Karanlık Lise 2 – Bölüm 29


“Zaten bir kere de son dakikada bir şey çıkarmasan, sana yemin ediyorum ki sigarayı bırakacağım.”

Bir yandan Demir’in söylenmesini dinlerken diğer yandan da asansörden çıkıyordum.
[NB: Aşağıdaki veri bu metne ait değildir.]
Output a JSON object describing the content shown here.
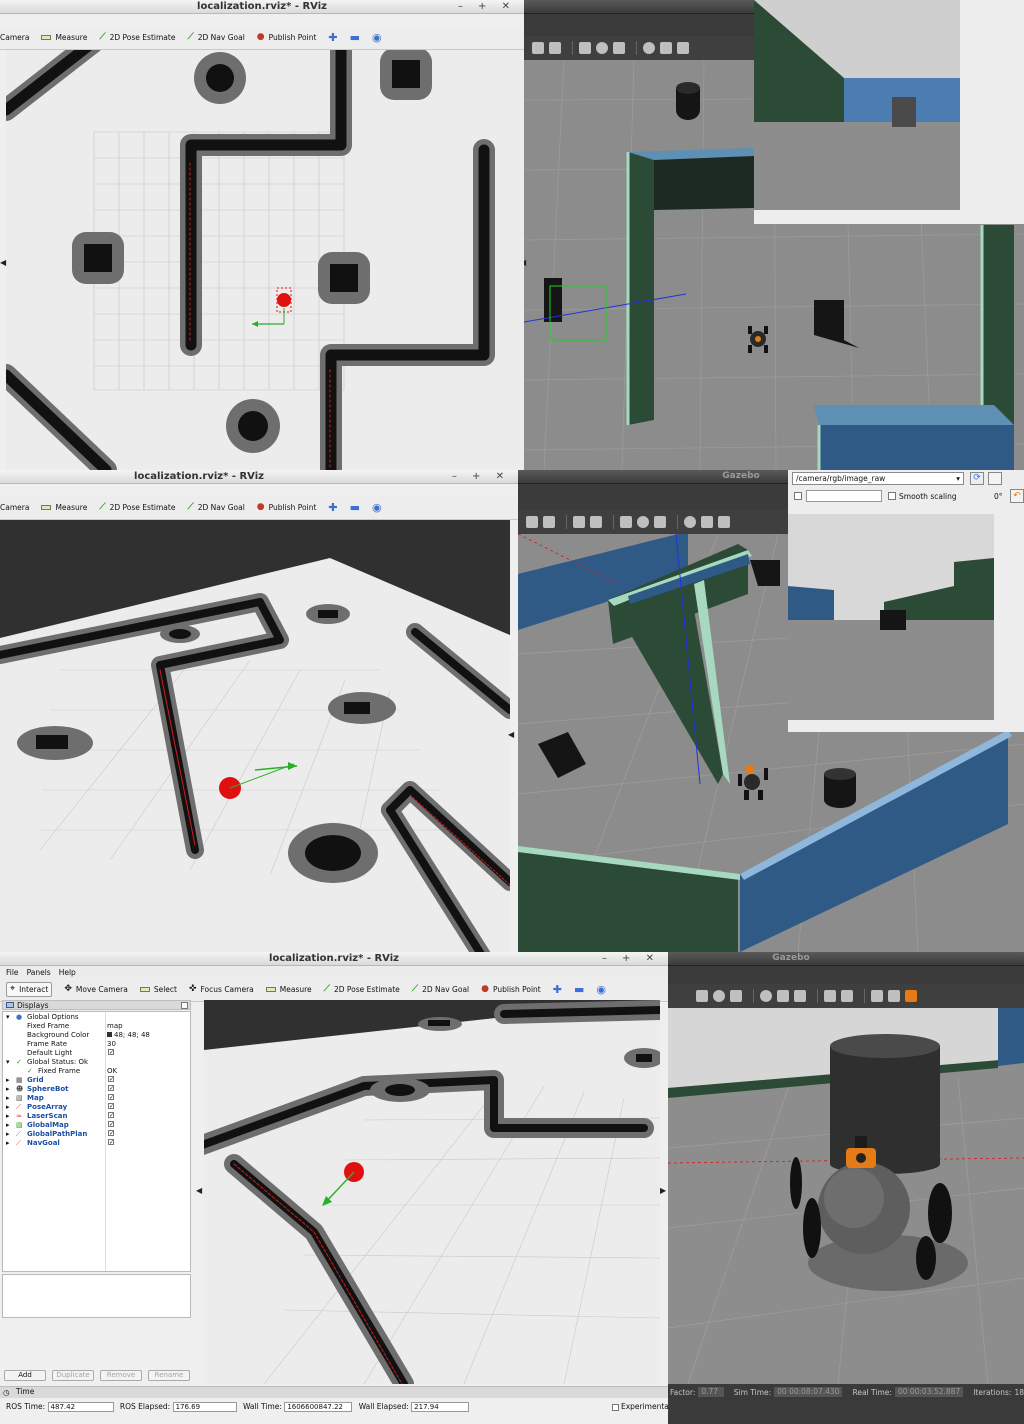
{
  "rviz": {
    "title": "localization.rviz* - RViz",
    "toolbar": {
      "interact": "Interact",
      "move_camera": "Move Camera",
      "move_camera_clipped": "Camera",
      "select": "Select",
      "focus_camera": "Focus Camera",
      "measure": "Measure",
      "pose_estimate": "2D Pose Estimate",
      "nav_goal": "2D Nav Goal",
      "publish_point": "Publish Point"
    },
    "menu": {
      "file": "File",
      "panels": "Panels",
      "help": "Help"
    },
    "displays_title": "Displays",
    "global_options": {
      "label": "Global Options",
      "rows": [
        {
          "key": "Fixed Frame",
          "value": "map"
        },
        {
          "key": "Background Color",
          "value": "48; 48; 48"
        },
        {
          "key": "Frame Rate",
          "value": "30"
        },
        {
          "key": "Default Light",
          "value": "✓"
        }
      ]
    },
    "global_status": {
      "label": "Global Status: Ok",
      "fixed_frame_label": "Fixed Frame",
      "fixed_frame_value": "OK"
    },
    "displays": [
      "Grid",
      "SphereBot",
      "Map",
      "PoseArray",
      "LaserScan",
      "GlobalMap",
      "GlobalPathPlan",
      "NavGoal"
    ],
    "buttons": {
      "add": "Add",
      "duplicate": "Duplicate",
      "remove": "Remove",
      "rename": "Rename"
    },
    "time": {
      "title": "Time",
      "ros_time_label": "ROS Time:",
      "ros_time": "487.42",
      "ros_elapsed_label": "ROS Elapsed:",
      "ros_elapsed": "176.69",
      "wall_time_label": "Wall Time:",
      "wall_time": "1606600847.22",
      "wall_elapsed_label": "Wall Elapsed:",
      "wall_elapsed": "217.94",
      "experimental": "Experimental"
    }
  },
  "gazebo": {
    "title": "Gazebo",
    "image_view": {
      "topic": "/camera/rgb/image_raw",
      "smooth_scaling": "Smooth scaling",
      "rotation": "0°"
    },
    "footer": {
      "factor_label": "Factor:",
      "factor": "0.77",
      "sim_time_label": "Sim Time:",
      "sim_time": "00 00:08:07.430",
      "real_time_label": "Real Time:",
      "real_time": "00 00:03:52.887",
      "iterations_label": "Iterations:",
      "iterations": "18"
    }
  },
  "colors": {
    "map_free": "#ececec",
    "map_wall": "#111111",
    "map_inflation": "#6e6e6e",
    "wall_blue": "#2f5a85",
    "wall_green": "#2c4b36",
    "robot_red": "#e01010"
  }
}
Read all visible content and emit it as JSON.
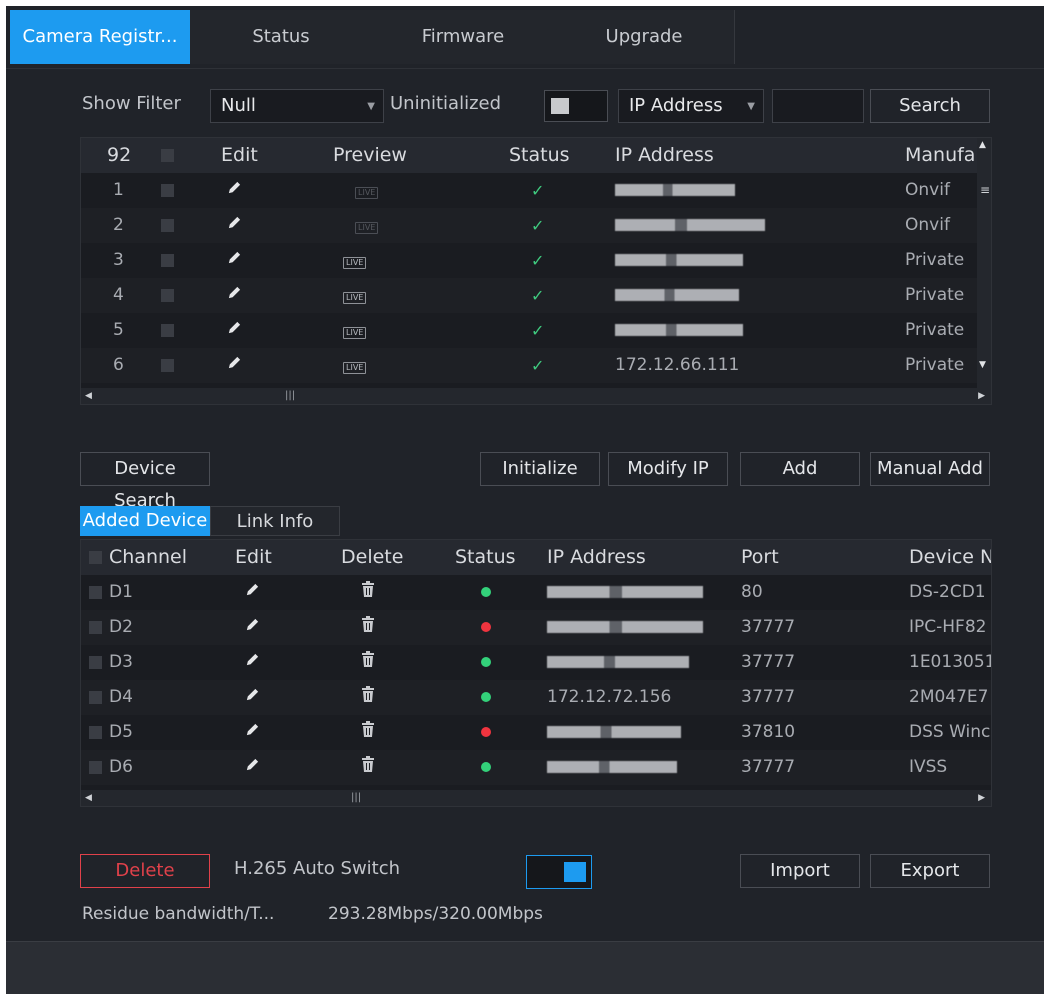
{
  "tabs": [
    {
      "label": "Camera Registr...",
      "active": true
    },
    {
      "label": "Status",
      "active": false
    },
    {
      "label": "Firmware",
      "active": false
    },
    {
      "label": "Upgrade",
      "active": false
    }
  ],
  "filter": {
    "show_filter_label": "Show Filter",
    "filter_value": "Null",
    "uninitialized_label": "Uninitialized",
    "search_type": "IP Address",
    "search_value": "",
    "search_button": "Search"
  },
  "search_table": {
    "count": "92",
    "headers": {
      "edit": "Edit",
      "preview": "Preview",
      "status": "Status",
      "ip": "IP Address",
      "manufacturer": "Manufa"
    },
    "rows": [
      {
        "no": "1",
        "preview": "LIVE",
        "manufacturer": "Onvif"
      },
      {
        "no": "2",
        "preview": "LIVE",
        "manufacturer": "Onvif"
      },
      {
        "no": "3",
        "preview": "LIVE",
        "manufacturer": "Private"
      },
      {
        "no": "4",
        "preview": "LIVE",
        "manufacturer": "Private"
      },
      {
        "no": "5",
        "preview": "LIVE",
        "manufacturer": "Private"
      },
      {
        "no": "6",
        "preview": "LIVE",
        "manufacturer": "Private",
        "ip": "172.12.66.111"
      }
    ]
  },
  "actions": {
    "device_search": "Device Search",
    "initialize": "Initialize",
    "modify_ip": "Modify IP",
    "add": "Add",
    "manual_add": "Manual Add"
  },
  "subtabs": [
    {
      "label": "Added Device",
      "active": true
    },
    {
      "label": "Link Info",
      "active": false
    }
  ],
  "added_table": {
    "headers": {
      "channel": "Channel",
      "edit": "Edit",
      "delete": "Delete",
      "status": "Status",
      "ip": "IP Address",
      "port": "Port",
      "device_name": "Device N"
    },
    "rows": [
      {
        "channel": "D1",
        "status_color": "#33d17a",
        "port": "80",
        "device_name": "DS-2CD1"
      },
      {
        "channel": "D2",
        "status_color": "#f0343f",
        "port": "37777",
        "device_name": "IPC-HF82"
      },
      {
        "channel": "D3",
        "status_color": "#33d17a",
        "port": "37777",
        "device_name": "1E013051"
      },
      {
        "channel": "D4",
        "status_color": "#33d17a",
        "port": "37777",
        "device_name": "2M047E7",
        "ip": "172.12.72.156"
      },
      {
        "channel": "D5",
        "status_color": "#f0343f",
        "port": "37810",
        "device_name": "DSS Winc"
      },
      {
        "channel": "D6",
        "status_color": "#33d17a",
        "port": "37777",
        "device_name": "IVSS"
      }
    ]
  },
  "bottom": {
    "delete_button": "Delete",
    "h265_label": "H.265 Auto Switch",
    "import_button": "Import",
    "export_button": "Export",
    "bandwidth_label": "Residue bandwidth/T...",
    "bandwidth_value": "293.28Mbps/320.00Mbps"
  },
  "colors": {
    "accent": "#1d9bf0",
    "online": "#33d17a",
    "offline": "#f0343f",
    "delete": "#e0414a"
  },
  "icons": [
    "pencil-icon",
    "trash-icon",
    "check-icon",
    "live-preview-icon",
    "dropdown-caret-icon",
    "scroll-left-icon",
    "scroll-right-icon"
  ]
}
“Önemli bir şey olmasa gerçekten dönmezdik, ama üzgünüm. iPod’um olmadan asla yola çıkamam. Hem, sana aşağıda bekleyebileceğini söylemiştim, sen benimle gelmekte ısrar ettin,” diyerek kendimi savundum ve çantamda evin anahtarlarını bulmaya çalıştım.

Demir “Halanlar tam da bizim acelemiz olduğunda evde olmazlar zaten,” dediğinde, kastettiği tüm ateşli şeyleri es geçip “Eniştem karakolda. Halamsa kuzenimi yuvaya vermek konusunda bir yıl beklemeye karar verdiği için aslında evde olmalıydı ama bugün alışverişe çıkmışlar,” diyerek açıklama yaptım. Anahtarımı bulup kapının kilidini açmaya başladım.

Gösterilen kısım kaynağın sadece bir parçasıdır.